Article
Sustainable Entrepreneurship in the Circular Economy: An Integrated Dynamic Capability Framework for Innovation, Organizational Resilience, and Long-Term Value Creation
Sustainability-driven transformation has increasingly become central to contemporary entrepreneurial and organizational discourse, particularly within the context of circular economy systems. However, existing research remains fragmented in explaining how sustainable entrepreneurial orientation translates into long-term organizational value. Most studies either emphasize innovation outcomes or environmental performance in isolation, leaving a conceptual gap in understanding the capability-based mechanisms underlying sustainability-driven value creation.
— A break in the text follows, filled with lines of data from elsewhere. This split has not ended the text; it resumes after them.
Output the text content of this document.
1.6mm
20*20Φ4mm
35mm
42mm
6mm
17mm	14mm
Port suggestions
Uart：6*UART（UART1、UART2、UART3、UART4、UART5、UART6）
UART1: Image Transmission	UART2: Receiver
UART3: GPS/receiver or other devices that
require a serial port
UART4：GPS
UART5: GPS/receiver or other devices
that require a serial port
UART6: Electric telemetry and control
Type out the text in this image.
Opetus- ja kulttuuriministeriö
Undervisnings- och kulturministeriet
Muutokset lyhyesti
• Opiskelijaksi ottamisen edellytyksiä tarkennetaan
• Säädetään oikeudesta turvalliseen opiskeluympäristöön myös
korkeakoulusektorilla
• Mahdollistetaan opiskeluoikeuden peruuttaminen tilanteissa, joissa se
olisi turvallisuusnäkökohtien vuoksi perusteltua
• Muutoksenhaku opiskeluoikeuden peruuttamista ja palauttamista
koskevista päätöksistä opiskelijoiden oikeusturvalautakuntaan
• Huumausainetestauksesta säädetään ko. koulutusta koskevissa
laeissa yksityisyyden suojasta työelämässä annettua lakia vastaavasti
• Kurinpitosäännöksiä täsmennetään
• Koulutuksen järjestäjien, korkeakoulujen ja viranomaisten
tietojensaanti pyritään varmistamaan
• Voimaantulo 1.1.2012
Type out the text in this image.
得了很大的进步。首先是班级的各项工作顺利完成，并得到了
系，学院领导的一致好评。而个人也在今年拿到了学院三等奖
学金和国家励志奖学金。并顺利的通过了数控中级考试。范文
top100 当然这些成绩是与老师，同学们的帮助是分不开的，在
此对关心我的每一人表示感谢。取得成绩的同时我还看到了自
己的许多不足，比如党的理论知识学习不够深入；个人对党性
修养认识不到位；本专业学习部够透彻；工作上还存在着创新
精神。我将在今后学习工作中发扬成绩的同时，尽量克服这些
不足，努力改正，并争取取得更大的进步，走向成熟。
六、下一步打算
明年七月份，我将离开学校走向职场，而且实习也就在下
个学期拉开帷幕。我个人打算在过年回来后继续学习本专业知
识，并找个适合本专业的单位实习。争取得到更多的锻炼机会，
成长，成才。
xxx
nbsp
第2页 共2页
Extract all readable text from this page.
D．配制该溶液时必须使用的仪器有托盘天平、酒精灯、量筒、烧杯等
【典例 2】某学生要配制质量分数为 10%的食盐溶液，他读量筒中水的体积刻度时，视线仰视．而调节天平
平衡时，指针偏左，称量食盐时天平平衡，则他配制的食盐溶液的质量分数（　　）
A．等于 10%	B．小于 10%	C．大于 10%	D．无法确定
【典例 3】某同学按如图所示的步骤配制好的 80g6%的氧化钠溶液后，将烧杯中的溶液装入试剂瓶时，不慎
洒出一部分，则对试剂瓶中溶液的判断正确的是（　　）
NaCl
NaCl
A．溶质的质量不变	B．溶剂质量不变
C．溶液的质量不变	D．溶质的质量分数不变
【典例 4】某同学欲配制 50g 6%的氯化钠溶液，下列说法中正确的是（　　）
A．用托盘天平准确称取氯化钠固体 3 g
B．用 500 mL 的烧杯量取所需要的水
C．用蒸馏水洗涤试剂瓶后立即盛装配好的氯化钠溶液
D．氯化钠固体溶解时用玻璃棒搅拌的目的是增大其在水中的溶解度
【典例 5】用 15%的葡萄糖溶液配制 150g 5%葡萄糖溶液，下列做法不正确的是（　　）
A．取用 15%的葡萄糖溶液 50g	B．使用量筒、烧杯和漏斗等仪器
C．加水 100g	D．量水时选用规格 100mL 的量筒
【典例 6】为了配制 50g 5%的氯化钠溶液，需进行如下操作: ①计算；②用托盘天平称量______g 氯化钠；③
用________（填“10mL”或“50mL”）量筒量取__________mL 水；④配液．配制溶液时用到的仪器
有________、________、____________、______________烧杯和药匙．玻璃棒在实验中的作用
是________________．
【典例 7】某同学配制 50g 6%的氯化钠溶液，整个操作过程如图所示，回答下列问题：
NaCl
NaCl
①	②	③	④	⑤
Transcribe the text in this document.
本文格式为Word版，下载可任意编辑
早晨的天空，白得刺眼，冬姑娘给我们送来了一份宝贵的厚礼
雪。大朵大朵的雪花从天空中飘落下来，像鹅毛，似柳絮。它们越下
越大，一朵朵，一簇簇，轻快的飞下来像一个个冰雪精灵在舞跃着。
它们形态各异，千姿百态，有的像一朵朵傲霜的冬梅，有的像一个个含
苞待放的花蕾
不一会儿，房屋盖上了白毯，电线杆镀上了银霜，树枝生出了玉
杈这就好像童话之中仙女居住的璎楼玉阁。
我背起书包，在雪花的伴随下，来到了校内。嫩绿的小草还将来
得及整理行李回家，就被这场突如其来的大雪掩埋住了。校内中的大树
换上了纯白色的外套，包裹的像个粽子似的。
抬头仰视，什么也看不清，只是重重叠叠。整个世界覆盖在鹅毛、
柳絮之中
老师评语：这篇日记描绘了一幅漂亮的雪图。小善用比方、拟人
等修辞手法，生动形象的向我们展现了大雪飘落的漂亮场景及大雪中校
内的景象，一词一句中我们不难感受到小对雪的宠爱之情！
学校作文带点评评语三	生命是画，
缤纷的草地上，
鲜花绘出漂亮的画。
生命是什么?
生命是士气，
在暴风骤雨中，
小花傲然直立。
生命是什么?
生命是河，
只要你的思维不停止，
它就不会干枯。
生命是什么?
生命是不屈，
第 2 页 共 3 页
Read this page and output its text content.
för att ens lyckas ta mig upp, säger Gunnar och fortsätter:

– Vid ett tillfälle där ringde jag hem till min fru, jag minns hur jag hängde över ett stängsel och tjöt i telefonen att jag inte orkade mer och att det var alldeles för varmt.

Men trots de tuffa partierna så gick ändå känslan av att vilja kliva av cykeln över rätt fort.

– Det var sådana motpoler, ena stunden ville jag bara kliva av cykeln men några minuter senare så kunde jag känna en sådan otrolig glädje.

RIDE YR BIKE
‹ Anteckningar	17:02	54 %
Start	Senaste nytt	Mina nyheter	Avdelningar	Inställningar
This study addresses this gap by developing an integrated conceptual framework that explains how sustainable entrepreneurship contributes to long-term value creation through circular innovation capability and organizational resilience. Drawing upon Resource-Based View, Dynamic Capability Theory, Stakeholder Theory, and Institutional Theory, the paper conceptualizes sustainability not as a direct performance driver but as a multi-stage capability development process embedded within organizational and institutional contexts. The framework proposes that sustainable entrepreneurship strengthens circular innovation capability, which subsequently enhances organizational resilience, ultimately enabling sustained economic, environmental, and social value creation. Additionally, ESG governance and institutional support are identified as critical boundary conditions that shape the strength of these relationships. The study contributes to theory by shifting the focus from linear cause–effect relationships to a sequential capability-based understanding of sustainability transitions. Practically, it provides insights for managers and policymakers on how to design governance structures and institutional mechanisms that support circular economy transformation.